Aside from all the bickering, murdering, and car-bombing, Martin Scorsese’s The Irishman—which is now streaming on Netflix—has an inordinate amount of nicknames. There’s Sally Bugs, Skinny Razor, Whispers, Fitz, Fat Tony, and The Irishman, of course. (We should really have something like the Wu-Tang name generator for mob aliases.) The best of the lot, though, is the film’s most degrading: The Little Guy! That’s what Al Pacino’s Jimmy Hoffa not-so-lovingly calls Anthony ‘Tony Pro’ Provenzano, played by Stephen Graham in the film.
Middle school-level name-calling aside, Provenzano, who was reportedly a high-ranking member of New York City’s Genovese crime family in real life, gets a surprising amount of screentime in The Irishman. Especially considering he spent nearly his entire adult life in the International Brotherhood of Teamsters (the labor union depicted in the movie) orbit, holding leadership positions and partaking in an extortion or two. And while Graham’s schmoozing, hot-tempered take on Tony Pro is mostly played for laughs in The Irishman, in real life he was a dangerous man who was convicted of murder.
Here’s everything you need to know about his life of crime, relationship with Jimmy Hoffa, and how he was sentenced to life in prison.
Who was Anthony Provenzano?
Tony Pro was born in World War I-era New York City, dropping out of high school as a teenager to work at a trucking company. Described as a “short, stocky and ham-fisted man” in his New York Times obituary, Provenzano also spent his early life swinging his fists around as an amateur boxer (a skill which, if you’ve seen The Irishman, you know would come in handy later in his life).

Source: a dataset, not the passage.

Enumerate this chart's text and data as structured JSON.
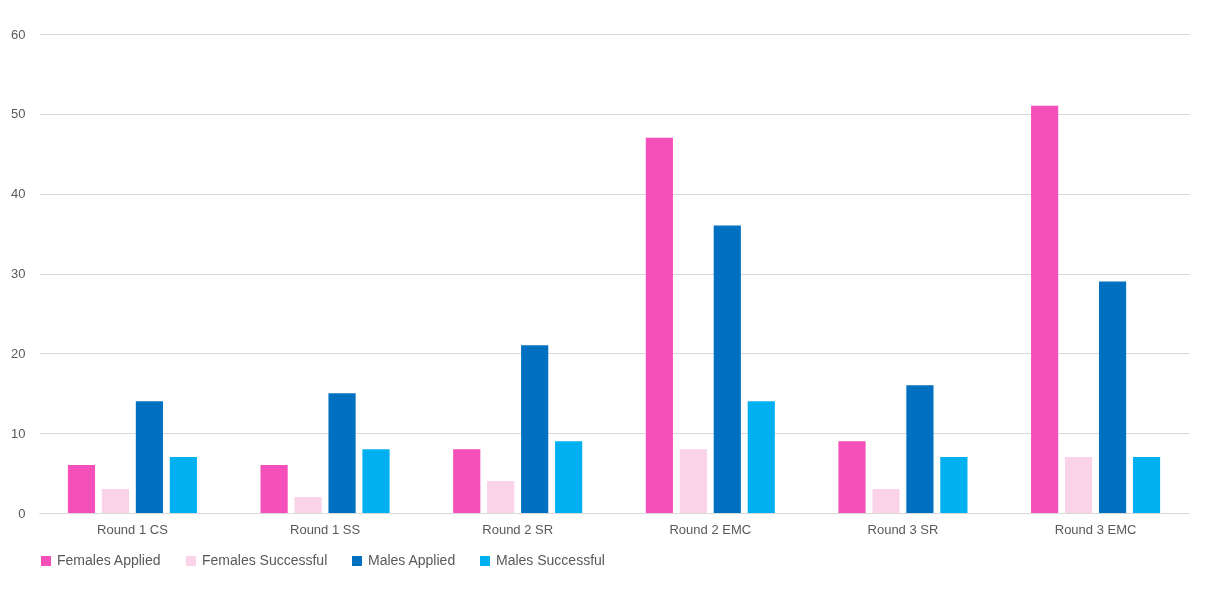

Provenzano worked his way up to driving the trucks themselves—and naturally, as a Depression-era truck driver in New York City, he joined the Teamsters union. The enterprising guy he was, Tony Pro started to rise in the union’s ranks. He was made an organizer for the 13,000-member strong Teamsters Local 560 in Union City, New Jersey, sending him on a crash course toward Teamsters President Jimmy Hoffa in the 1960s and 1970s.

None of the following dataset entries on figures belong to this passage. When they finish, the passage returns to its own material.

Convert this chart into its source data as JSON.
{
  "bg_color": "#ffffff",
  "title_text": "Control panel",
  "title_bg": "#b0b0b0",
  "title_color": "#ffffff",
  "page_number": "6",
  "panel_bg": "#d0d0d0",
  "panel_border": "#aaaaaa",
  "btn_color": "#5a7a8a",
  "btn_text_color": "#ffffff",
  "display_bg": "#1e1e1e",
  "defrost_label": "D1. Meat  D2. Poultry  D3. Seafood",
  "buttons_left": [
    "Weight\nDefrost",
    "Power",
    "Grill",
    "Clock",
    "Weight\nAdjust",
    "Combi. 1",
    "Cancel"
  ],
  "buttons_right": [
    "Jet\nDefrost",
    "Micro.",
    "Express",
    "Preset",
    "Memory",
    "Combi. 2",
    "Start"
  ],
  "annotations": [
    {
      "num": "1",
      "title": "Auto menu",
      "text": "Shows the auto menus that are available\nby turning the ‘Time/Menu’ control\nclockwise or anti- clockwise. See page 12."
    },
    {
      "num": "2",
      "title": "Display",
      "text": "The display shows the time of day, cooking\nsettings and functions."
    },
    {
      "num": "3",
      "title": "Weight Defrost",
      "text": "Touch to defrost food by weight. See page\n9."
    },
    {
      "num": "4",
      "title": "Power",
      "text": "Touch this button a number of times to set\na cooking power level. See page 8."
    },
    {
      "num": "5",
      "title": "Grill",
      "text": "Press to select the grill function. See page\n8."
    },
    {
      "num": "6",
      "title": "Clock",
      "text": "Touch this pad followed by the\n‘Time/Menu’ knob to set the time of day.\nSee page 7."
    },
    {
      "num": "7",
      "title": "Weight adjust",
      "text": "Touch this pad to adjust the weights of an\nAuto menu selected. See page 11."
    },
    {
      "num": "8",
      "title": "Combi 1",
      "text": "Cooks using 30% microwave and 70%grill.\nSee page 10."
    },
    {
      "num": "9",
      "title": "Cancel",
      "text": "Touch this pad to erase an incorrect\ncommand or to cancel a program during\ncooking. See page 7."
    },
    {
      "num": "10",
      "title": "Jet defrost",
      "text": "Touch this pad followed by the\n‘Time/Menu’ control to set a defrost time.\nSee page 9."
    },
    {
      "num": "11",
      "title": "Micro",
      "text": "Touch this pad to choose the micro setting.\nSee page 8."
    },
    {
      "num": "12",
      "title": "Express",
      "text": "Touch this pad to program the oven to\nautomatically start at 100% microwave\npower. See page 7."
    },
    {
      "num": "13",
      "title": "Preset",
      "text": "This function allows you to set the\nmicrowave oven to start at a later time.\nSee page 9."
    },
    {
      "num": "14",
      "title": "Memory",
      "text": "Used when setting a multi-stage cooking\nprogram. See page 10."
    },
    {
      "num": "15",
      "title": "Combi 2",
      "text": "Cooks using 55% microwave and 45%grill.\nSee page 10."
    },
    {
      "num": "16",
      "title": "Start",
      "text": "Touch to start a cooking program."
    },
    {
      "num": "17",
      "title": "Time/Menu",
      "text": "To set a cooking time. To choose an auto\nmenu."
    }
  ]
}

What was his relationship with Jimmy Hoffa and the Teamsters?
Provenzano works his way up to the vice president—and later, president—of Local 560, and that’s where the crime begins. In 1961, Tony Pro becomes involved with the crime that would, years later, put him in prison for life. On June 6, 1961, the secretary treasurer of Local 560 and union rival of Provenzano’s, Anthony Catellito, suddenly disappeared. According to The New York Times, prosecution charged that Tony Pro paid Harold Konigsberg (an alleged mob enforcer) $15,000 to kill Castellito. As depicted in The Irishman, Salvatore ‘Sally Bugs’ Briguglio, allegedly was part of the job, and (again, this part hasn’t been proven in court) used a tree shredder to dispose of the body. We’ll come back to Provenzano’s prison sentence in a bit.
In what might be a surprise to those who watched Hoffa and Provenzano snipe at each other for three-and-a-half hours in The Irishman, the two actually used to be work buds. But as Provenzano ascended in the Teamsters union, his relationship with Hoffa turned pretty nasty. According to Ryan White’s True Crime: 12 Most Famous Murder Stories, Tony Pro wanted Hoffa to help him get his hands on a loan for a restaurant he wanted to open, which the Teamsters president didn’t follow through on.

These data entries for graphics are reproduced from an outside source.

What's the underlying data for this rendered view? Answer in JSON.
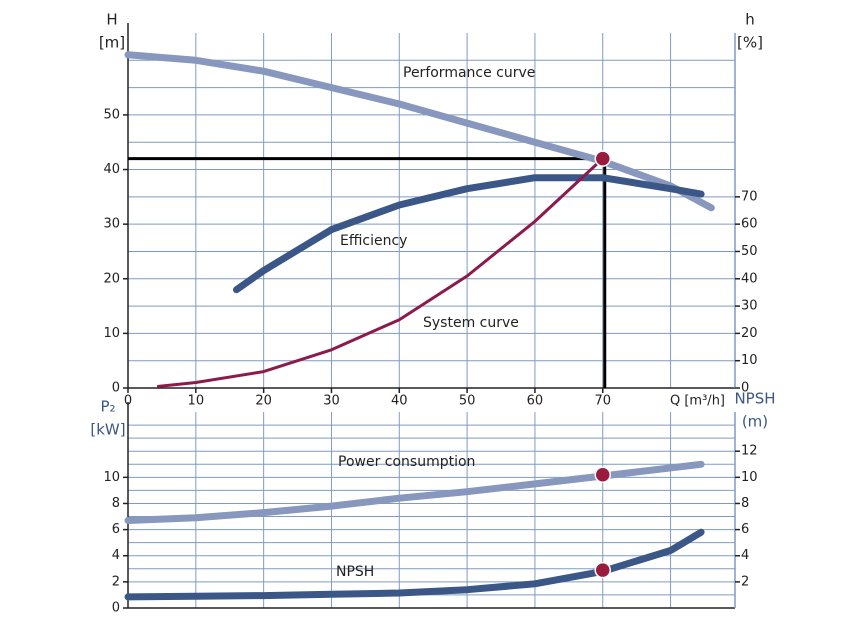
{
  "chart_data": [
    {
      "type": "line",
      "xlabel": "Q [m³/h]",
      "ylabel": [
        "H",
        "[m]"
      ],
      "y2label": [
        "h",
        "[%]"
      ],
      "xlim": [
        0,
        89.5
      ],
      "xticks": [
        0,
        10,
        20,
        30,
        40,
        50,
        60,
        70
      ],
      "x_gridlines": [
        0,
        10,
        20,
        30,
        40,
        50,
        60,
        70,
        80
      ],
      "ylim": [
        0,
        65
      ],
      "yticks": [
        0,
        10,
        20,
        30,
        40,
        50
      ],
      "y_gridlines": [
        5,
        10,
        15,
        20,
        25,
        30,
        35,
        40,
        45,
        50,
        55,
        60
      ],
      "y2lim": [
        0,
        130
      ],
      "y2ticks": [
        0,
        10,
        20,
        30,
        40,
        50,
        60,
        70
      ],
      "series": [
        {
          "name": "Performance curve",
          "color": "#8797bd",
          "width": 7,
          "x": [
            0,
            10,
            20,
            30,
            40,
            50,
            60,
            70,
            80,
            86
          ],
          "values": [
            61,
            60,
            58,
            55,
            52,
            48.5,
            45,
            41.5,
            37,
            33
          ]
        },
        {
          "name": "Efficiency",
          "color": "#3b5787",
          "width": 7,
          "axis": "y2",
          "x": [
            16,
            20,
            30,
            40,
            50,
            60,
            70,
            80,
            84.5
          ],
          "values": [
            36,
            43,
            58,
            67,
            73,
            77,
            77,
            73,
            71
          ]
        },
        {
          "name": "System curve",
          "color": "#8c1b4b",
          "width": 3,
          "x": [
            4.5,
            10,
            20,
            30,
            40,
            50,
            60,
            70
          ],
          "values": [
            0.3,
            1,
            3,
            7,
            12.5,
            20.5,
            30.5,
            42
          ]
        }
      ],
      "operating_point": {
        "x": 70,
        "y": 42,
        "color": "#9b1b3f"
      }
    },
    {
      "type": "line",
      "ylabel": [
        "P₂",
        "[kW]"
      ],
      "y2label": [
        "NPSH",
        "(m)"
      ],
      "xlim": [
        0,
        89.5
      ],
      "x_gridlines": [
        0,
        10,
        20,
        30,
        40,
        50,
        60,
        70,
        80
      ],
      "ylim": [
        0,
        15
      ],
      "yticks": [
        0,
        2,
        4,
        6,
        8,
        10
      ],
      "y_gridlines": [
        1,
        2,
        3,
        4,
        5,
        6,
        7,
        8,
        9,
        10,
        11,
        12,
        13,
        14
      ],
      "y2lim": [
        0,
        15
      ],
      "y2ticks": [
        2,
        4,
        6,
        8,
        10,
        12
      ],
      "series": [
        {
          "name": "Power consumption",
          "color": "#8797bd",
          "width": 7,
          "x": [
            0,
            10,
            20,
            30,
            40,
            50,
            60,
            70,
            84.5
          ],
          "values": [
            6.7,
            6.9,
            7.3,
            7.8,
            8.4,
            8.9,
            9.5,
            10.1,
            11
          ]
        },
        {
          "name": "NPSH",
          "color": "#3b5787",
          "width": 7,
          "axis": "y2",
          "x": [
            0,
            10,
            20,
            30,
            40,
            50,
            60,
            70,
            80,
            84.5
          ],
          "values": [
            0.85,
            0.9,
            0.95,
            1.05,
            1.15,
            1.4,
            1.85,
            2.8,
            4.4,
            5.8
          ]
        }
      ],
      "operating_points": [
        {
          "x": 70,
          "y": 10.2,
          "color": "#9b1b3f"
        },
        {
          "x": 70,
          "y": 2.9,
          "axis": "y2",
          "color": "#9b1b3f"
        }
      ]
    }
  ]
}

Later on, Hoffa supposedly made the “you people” comment we hear in the film to Tony Pro. The two also crossed paths in a Lewisburg prison (Provenzano was serving a seven-year sentence for his initial extortion conviction in the Castellitto disappearance), but according to White’s book, the brawl—where Pro allegedly smashed a bottle on Hoffa’s head—happened at an airport.
Was Provenzano involved in Hoffa’s death?
As with everything Jimmy-Hoffa-death-related, that’s a loaded question. Considering that the day Hoffa disappeared (July 30, 1975), he was on his way to a restaurant to meet with Tony Pro, the FBI named Provenzano and a few of his associates suspects in the 1976 Hoffex Memo. But still, no one has been convicted of any crime related to Hoffa’s death, so we can only continue to speculate if the Little Man came out big in the end.
Regardless, three years after Hoffa vanished, Tony Pro was sentenced to life imprisonment for the murder of Anthony Casetillo—and later, was also convicted of labor racketeering. He died in prison on December 12, 1998 of a heart attack—likely having just as sad of a last act as the men we see in The Irishman.